I sure miss those days before society got soft. Back when my dad would ask me, “How’d you get so stupid?” when I didn’t know my multiplication tables. How he never uttered the words “I love you.” How pathologically emotionally absent he was. I had hoped to pass down such self-loathing to my son.

There was a time when men left the house before their kids got up for school and didn’t come home until there was a hot dinner waiting for them. Where families would eat silently until their dad decided he’d had enough, and he’d head to the garage to drink beer alone every night until it all caught up to him and he’d die in his early fifties. That’s the America I miss.

Liberals are trying to tell us how to bond with our sons. What madness will they demand next? Fathers bonding with their daughters too? Isn’t it enough for dads to keep their daughters at a distance, giving them lifelong intimacy issues with men?

Fathers should bond with their sons the old-fashioned way: by psychologically breaking them during competitive play. Because who wouldn’t want to compete against and crush their child?
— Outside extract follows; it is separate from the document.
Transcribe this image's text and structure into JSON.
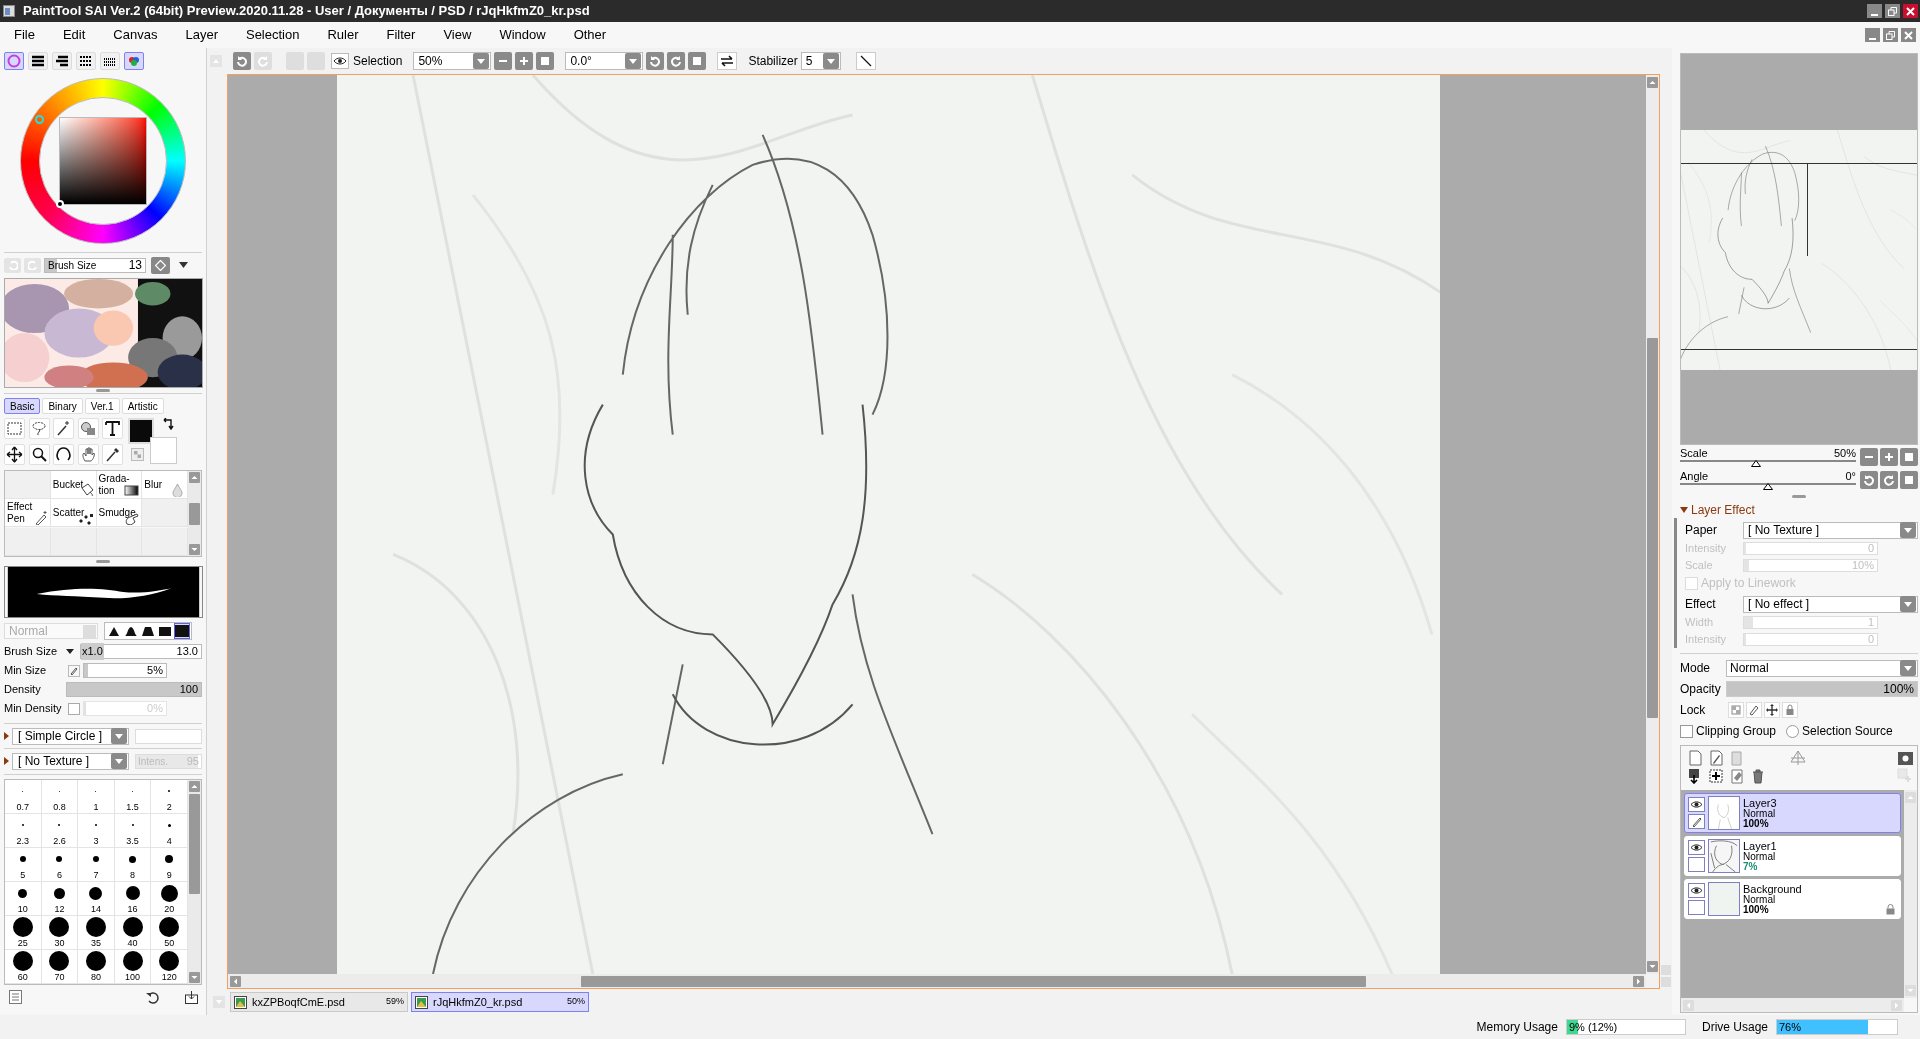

I miss the days when dads would drop their sons off in bear-infested woods, leaving them with only a gun and telling them to come back a man or not at all.

You see, it starts with fathers taking paternity leave. Then what? Doing laundry? Vacuuming? Making ourselves emotionally available and encouraging our children for their efforts instead of berating them for inconsequential failures, which eventually lead to deep-seated insecurities and psychological trauma that costs thousands of dollars in therapy?

We must fight against the pussification of dads. After all, did fatherly affection make us the greatest nation on earth? No, everyone knows ambition is born from the desperate need to win the love of an emotionally stunted paternal figure. We need to stand up to these attacks on traditional American values before they’re taken from us forever. Please, don’t make us raise our kids!